11.11.09

Le dernier train - Maria Mercé Roca



Si vous ne connaissez toujours pas la littérature espagnole contemporaine, malgré mes exhortations sur Cetalir, voici une nouvelle opportunité à découvrir du côté de la Castille.


Ce roman est d’une sensibilité intensément féminine et touche profondément tout lecteur ayant un peu vécu, connu des histoires amoureuses qui se sont plus ou moins bien terminées.


La structure en est simple. Trois parties.


Premièrement, une femme, proche de la cinquantaine, avocate spécialisée dans les négociations et les dossiers difficiles, se livre à une analyse de là où se trouve son couple. Après 26 ans de vie commune, elle n’est plus amoureuse de son mari dont elle donne une description sans complaisance.
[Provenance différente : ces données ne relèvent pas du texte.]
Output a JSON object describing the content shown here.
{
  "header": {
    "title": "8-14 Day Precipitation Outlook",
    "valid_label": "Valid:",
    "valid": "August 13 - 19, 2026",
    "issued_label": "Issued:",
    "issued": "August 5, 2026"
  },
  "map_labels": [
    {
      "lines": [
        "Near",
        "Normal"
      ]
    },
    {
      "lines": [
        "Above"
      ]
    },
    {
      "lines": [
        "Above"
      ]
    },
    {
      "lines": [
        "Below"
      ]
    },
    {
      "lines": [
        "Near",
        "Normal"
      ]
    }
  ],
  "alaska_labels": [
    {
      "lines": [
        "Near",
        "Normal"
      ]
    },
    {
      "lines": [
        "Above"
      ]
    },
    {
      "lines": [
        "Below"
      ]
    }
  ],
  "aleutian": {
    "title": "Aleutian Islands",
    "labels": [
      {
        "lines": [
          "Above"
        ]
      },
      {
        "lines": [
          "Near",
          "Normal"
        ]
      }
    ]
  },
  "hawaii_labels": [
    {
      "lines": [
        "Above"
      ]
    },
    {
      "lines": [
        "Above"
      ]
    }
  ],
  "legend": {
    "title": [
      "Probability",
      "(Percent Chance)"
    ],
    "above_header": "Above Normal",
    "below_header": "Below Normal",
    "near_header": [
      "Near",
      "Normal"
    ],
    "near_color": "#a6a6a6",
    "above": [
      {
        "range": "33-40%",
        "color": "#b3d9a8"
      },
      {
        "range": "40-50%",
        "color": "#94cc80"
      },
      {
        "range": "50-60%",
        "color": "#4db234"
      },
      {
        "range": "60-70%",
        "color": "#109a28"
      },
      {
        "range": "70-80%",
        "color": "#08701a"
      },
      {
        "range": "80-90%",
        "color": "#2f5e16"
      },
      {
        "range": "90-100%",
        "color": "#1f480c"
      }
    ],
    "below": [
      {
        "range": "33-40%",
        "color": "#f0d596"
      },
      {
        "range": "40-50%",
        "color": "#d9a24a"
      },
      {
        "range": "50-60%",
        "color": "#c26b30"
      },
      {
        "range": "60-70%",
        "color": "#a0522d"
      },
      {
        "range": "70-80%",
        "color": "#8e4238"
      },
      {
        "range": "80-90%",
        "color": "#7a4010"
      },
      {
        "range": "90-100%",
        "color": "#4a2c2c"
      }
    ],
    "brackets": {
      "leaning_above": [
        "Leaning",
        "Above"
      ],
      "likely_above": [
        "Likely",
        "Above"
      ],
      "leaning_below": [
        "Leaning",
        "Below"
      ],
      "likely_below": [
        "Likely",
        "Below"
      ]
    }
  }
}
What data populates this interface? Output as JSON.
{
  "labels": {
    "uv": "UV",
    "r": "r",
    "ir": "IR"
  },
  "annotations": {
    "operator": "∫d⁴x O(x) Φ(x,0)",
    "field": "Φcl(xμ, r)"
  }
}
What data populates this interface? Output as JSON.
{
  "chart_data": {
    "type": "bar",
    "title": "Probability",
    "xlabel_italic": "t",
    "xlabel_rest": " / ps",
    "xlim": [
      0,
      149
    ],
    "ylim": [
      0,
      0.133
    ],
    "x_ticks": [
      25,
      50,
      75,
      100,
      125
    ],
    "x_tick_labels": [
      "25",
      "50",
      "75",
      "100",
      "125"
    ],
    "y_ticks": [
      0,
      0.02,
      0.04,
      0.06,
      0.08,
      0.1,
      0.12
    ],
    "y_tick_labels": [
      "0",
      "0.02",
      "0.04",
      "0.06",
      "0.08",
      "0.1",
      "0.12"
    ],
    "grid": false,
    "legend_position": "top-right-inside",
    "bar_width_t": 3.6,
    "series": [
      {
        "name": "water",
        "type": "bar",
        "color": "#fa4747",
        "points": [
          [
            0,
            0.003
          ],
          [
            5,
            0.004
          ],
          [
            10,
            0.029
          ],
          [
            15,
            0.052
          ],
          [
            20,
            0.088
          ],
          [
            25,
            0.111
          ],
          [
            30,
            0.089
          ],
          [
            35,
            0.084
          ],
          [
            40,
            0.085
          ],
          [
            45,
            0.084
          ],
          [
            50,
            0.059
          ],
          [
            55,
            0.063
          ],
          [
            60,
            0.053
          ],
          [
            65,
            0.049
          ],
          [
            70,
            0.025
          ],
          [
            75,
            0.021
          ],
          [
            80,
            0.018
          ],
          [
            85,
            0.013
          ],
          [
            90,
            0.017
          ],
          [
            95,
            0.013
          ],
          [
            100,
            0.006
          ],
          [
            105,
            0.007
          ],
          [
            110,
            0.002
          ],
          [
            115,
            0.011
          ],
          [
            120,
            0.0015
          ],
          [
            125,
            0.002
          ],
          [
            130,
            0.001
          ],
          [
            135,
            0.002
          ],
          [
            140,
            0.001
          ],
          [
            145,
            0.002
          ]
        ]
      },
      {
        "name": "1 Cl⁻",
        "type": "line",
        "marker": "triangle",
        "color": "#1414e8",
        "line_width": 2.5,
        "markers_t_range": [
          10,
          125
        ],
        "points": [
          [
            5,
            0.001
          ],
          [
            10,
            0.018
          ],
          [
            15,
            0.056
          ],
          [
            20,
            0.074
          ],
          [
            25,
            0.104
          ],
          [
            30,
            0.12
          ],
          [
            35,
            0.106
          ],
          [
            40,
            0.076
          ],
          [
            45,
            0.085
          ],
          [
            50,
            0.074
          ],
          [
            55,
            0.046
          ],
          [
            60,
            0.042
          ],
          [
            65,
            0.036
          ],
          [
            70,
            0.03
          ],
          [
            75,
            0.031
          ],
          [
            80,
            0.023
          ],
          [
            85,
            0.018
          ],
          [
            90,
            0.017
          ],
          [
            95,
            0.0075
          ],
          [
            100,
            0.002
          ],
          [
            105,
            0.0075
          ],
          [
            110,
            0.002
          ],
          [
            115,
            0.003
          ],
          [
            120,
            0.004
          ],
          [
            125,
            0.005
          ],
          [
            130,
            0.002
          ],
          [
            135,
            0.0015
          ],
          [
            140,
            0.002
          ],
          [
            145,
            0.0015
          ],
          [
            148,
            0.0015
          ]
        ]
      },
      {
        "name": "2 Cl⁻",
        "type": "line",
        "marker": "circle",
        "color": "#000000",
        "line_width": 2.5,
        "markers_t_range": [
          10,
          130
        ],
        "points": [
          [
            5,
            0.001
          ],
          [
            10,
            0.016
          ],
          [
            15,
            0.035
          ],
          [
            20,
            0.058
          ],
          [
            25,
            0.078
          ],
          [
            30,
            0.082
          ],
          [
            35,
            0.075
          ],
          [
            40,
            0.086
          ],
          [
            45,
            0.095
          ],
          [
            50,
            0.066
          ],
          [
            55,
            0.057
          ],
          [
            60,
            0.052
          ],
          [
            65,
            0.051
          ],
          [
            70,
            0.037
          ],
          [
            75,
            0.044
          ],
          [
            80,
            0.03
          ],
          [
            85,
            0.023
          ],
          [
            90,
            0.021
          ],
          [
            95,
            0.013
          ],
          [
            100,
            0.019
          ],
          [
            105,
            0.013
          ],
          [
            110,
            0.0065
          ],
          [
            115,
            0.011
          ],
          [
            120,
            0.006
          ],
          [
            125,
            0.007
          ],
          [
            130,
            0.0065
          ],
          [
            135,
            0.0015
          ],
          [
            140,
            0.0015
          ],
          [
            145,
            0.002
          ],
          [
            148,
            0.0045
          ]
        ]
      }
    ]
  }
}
Celle d’un homme assez égoïste, peu à l’écoute de l’autre, d’un être qui vogue d’échec en échec professionnel, engloutissant au passage toutes les économies familiales dans d’impossibles projets.


Elle ne sait plus comment elle a pu tomber amoureuse mais elle lui reste attachée, par habitude, par souci de materner d’autant que son homme a connu une grave attaque cardiaque et a tué, par accident, un homme un jour de chasse au sanglier.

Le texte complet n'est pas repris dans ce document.